If possible, try to avoid any spoilers - this completely original movie must be experienced without any warning as to what is to come. Several gut-busting comic gems await if you do.
A must see for anyone who has ever struggled with art, had frustrated dreams, or attended high school. (It helps if you're familiar with the films of Elizabeth Shue, too.)"
Rock Me Sexy Jesus!
B. Merritt | WWW.FILMREVIEWSTEW.COM, Pacific Grove, California | 10/16/2009
(3 out of 5 stars)
"HAMLET 2 is corny, stupid, ridiculous and ludicrous, all at the same time ...which helps it succeed on some bizarre, comedic level.
Steven Coogan (Tropic Thunder), the king of losers, stars as Dana Marschz, a failing drama teacher at a high school where only two students regularly attend his classes. His loser status is enhanced throughout the film as his job faces the school district's financial axe, his wife Brie (Catherine Keener, An American Crime) runs off with another loser, and his classroom becomes overrun by gangbanger wannabes who've been run out of their own building. But with the new infusion of students comes an opportunity for Dana. Always wanting to produce his own musical/drama stage play, he comes up with a great idea: Hamlet 2. Yes, THAT Hamlet. "But doesn't everyone die at the end of Hamlet?" someone asks rather perceptively.
Though this be madness, yet there is method in it. I think...
Hamlet 2 is just ...wrong. Wrong on every level imaginable. Religiously, philosophically, and instructionally, this is just so ...wrong! Which makes it just a tad alright. As Dana unleashes his play, great and terrible things come out, including Christian extremists and art critics. When the phenomenal stage song "Rock Me Sexy Jesus" begins playing, it proves just how off-kilter this film really is. Which, again, makes it a touch okay. "I get it now! Jesus is sexy!"

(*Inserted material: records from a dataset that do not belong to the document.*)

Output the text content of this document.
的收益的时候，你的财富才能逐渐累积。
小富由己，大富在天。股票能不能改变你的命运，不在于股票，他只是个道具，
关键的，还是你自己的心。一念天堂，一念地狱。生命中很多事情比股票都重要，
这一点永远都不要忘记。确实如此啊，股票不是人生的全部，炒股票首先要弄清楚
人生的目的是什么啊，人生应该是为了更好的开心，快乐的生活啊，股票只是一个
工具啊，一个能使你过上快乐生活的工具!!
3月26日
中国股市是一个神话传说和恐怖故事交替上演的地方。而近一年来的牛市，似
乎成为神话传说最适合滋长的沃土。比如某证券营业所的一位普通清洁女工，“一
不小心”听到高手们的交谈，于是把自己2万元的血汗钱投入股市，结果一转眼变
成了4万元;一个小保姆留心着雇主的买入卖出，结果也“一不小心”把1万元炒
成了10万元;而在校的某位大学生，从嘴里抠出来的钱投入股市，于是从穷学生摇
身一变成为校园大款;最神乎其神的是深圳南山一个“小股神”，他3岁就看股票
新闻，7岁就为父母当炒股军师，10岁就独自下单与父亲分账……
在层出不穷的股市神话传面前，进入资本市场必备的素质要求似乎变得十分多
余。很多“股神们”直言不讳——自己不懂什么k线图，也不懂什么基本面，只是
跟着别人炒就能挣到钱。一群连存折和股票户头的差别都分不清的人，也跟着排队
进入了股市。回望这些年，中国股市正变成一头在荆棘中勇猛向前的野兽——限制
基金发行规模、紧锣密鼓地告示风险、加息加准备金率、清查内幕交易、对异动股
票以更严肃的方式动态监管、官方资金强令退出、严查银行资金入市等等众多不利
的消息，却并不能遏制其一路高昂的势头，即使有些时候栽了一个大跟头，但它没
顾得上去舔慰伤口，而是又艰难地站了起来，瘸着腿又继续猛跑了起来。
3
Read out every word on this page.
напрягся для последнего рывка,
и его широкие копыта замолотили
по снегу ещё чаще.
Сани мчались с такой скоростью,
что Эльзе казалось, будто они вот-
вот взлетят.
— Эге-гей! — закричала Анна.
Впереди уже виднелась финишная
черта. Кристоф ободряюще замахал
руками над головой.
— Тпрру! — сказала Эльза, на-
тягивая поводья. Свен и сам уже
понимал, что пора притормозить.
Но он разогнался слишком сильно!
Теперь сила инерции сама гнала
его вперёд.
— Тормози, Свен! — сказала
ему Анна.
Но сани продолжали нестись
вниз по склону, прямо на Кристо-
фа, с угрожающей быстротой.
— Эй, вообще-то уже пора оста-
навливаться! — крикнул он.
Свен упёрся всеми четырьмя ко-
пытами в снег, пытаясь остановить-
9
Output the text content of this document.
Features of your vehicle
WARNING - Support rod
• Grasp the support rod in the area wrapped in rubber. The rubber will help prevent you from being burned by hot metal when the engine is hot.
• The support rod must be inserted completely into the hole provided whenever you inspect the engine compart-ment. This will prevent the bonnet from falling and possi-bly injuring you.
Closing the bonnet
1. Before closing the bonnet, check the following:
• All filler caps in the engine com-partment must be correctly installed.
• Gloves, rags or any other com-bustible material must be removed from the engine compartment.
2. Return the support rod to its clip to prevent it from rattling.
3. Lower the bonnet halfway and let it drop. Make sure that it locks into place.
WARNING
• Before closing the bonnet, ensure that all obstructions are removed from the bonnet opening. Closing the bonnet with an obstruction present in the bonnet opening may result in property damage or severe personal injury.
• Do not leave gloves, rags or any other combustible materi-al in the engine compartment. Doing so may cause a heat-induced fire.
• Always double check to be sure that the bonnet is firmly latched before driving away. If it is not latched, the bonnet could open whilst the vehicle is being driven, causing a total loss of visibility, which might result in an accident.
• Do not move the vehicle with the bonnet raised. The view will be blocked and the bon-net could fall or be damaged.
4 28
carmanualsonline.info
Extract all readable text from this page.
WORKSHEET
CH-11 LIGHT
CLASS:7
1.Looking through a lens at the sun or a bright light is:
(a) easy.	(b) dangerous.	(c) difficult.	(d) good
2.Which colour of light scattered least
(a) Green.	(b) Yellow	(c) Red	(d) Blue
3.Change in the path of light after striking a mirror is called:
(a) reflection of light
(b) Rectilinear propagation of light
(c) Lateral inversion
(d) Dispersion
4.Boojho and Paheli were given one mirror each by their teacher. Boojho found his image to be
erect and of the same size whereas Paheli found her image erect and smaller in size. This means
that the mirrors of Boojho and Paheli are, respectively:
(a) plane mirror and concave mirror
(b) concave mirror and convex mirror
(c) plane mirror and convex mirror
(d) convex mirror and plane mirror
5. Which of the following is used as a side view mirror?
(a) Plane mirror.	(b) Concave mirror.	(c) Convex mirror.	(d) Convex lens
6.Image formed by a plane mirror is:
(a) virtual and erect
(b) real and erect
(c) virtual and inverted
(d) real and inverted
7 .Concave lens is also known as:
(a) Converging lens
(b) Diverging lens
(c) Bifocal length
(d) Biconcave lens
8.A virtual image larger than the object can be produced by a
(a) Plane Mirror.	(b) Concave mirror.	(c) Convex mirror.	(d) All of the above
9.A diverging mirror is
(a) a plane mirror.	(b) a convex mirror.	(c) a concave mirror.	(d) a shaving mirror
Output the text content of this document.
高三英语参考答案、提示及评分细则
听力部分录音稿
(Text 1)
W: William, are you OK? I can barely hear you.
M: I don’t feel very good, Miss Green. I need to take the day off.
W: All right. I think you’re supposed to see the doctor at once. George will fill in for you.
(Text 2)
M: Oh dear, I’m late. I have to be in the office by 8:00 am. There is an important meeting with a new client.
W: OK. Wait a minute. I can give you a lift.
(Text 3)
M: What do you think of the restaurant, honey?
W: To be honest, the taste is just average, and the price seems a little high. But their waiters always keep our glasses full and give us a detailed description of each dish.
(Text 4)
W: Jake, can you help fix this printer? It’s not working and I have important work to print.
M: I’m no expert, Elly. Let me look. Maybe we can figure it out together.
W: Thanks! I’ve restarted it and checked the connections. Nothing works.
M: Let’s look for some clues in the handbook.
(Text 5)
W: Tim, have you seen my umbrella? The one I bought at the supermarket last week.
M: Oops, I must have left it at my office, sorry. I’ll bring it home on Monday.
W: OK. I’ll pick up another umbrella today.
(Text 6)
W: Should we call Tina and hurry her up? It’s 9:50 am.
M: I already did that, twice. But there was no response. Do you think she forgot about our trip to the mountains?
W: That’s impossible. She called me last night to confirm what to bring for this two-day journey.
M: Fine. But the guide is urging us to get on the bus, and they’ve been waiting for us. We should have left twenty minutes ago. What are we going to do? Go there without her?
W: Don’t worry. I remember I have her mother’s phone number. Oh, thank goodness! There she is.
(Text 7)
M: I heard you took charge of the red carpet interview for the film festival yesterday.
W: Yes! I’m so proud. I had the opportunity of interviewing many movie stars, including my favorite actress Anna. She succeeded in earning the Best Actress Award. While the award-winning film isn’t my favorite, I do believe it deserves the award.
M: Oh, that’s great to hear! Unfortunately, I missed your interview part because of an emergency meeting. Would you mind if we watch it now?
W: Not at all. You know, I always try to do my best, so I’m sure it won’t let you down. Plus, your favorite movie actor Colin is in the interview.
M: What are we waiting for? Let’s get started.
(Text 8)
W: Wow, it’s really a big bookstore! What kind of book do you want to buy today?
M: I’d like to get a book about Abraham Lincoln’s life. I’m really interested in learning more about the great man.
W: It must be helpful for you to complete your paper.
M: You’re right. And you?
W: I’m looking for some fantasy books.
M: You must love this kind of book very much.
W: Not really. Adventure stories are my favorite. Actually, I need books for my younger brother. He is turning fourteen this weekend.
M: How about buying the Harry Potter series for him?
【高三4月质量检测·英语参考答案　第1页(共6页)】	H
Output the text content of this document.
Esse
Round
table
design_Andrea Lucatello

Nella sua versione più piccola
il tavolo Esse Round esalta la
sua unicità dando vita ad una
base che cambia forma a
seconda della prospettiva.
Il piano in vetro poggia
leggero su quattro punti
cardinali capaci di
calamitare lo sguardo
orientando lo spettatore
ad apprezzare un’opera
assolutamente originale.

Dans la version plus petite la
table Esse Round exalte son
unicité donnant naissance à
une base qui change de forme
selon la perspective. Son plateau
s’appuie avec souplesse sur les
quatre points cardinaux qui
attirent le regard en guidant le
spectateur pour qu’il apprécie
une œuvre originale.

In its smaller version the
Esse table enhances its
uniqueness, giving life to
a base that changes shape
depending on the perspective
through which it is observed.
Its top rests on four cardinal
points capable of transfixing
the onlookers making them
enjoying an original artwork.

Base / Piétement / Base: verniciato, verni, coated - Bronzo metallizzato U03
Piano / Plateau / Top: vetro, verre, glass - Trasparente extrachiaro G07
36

The film lacks coherency in terms of a distinct direction. It seems that the goal of the film is for Dana to hit rock bottom before succeeding with an impossibly absurd stage story sequel to one of the greatest plays of all time.
The funny thing about Hamlet 2 is that the acting is really bad. And it appears that it is MEANT to be bad so that there is bad acting within a story that's about bad acting (and writing). Even so, this hints at the level of comedy that director Andrew Fleming was shooting for; a layer upon layer theme that works and doesn't work.
But, if for no other reason, you need to watch the film to see the "Rock Me Sexy Jesus" number. It is so bad, it's good."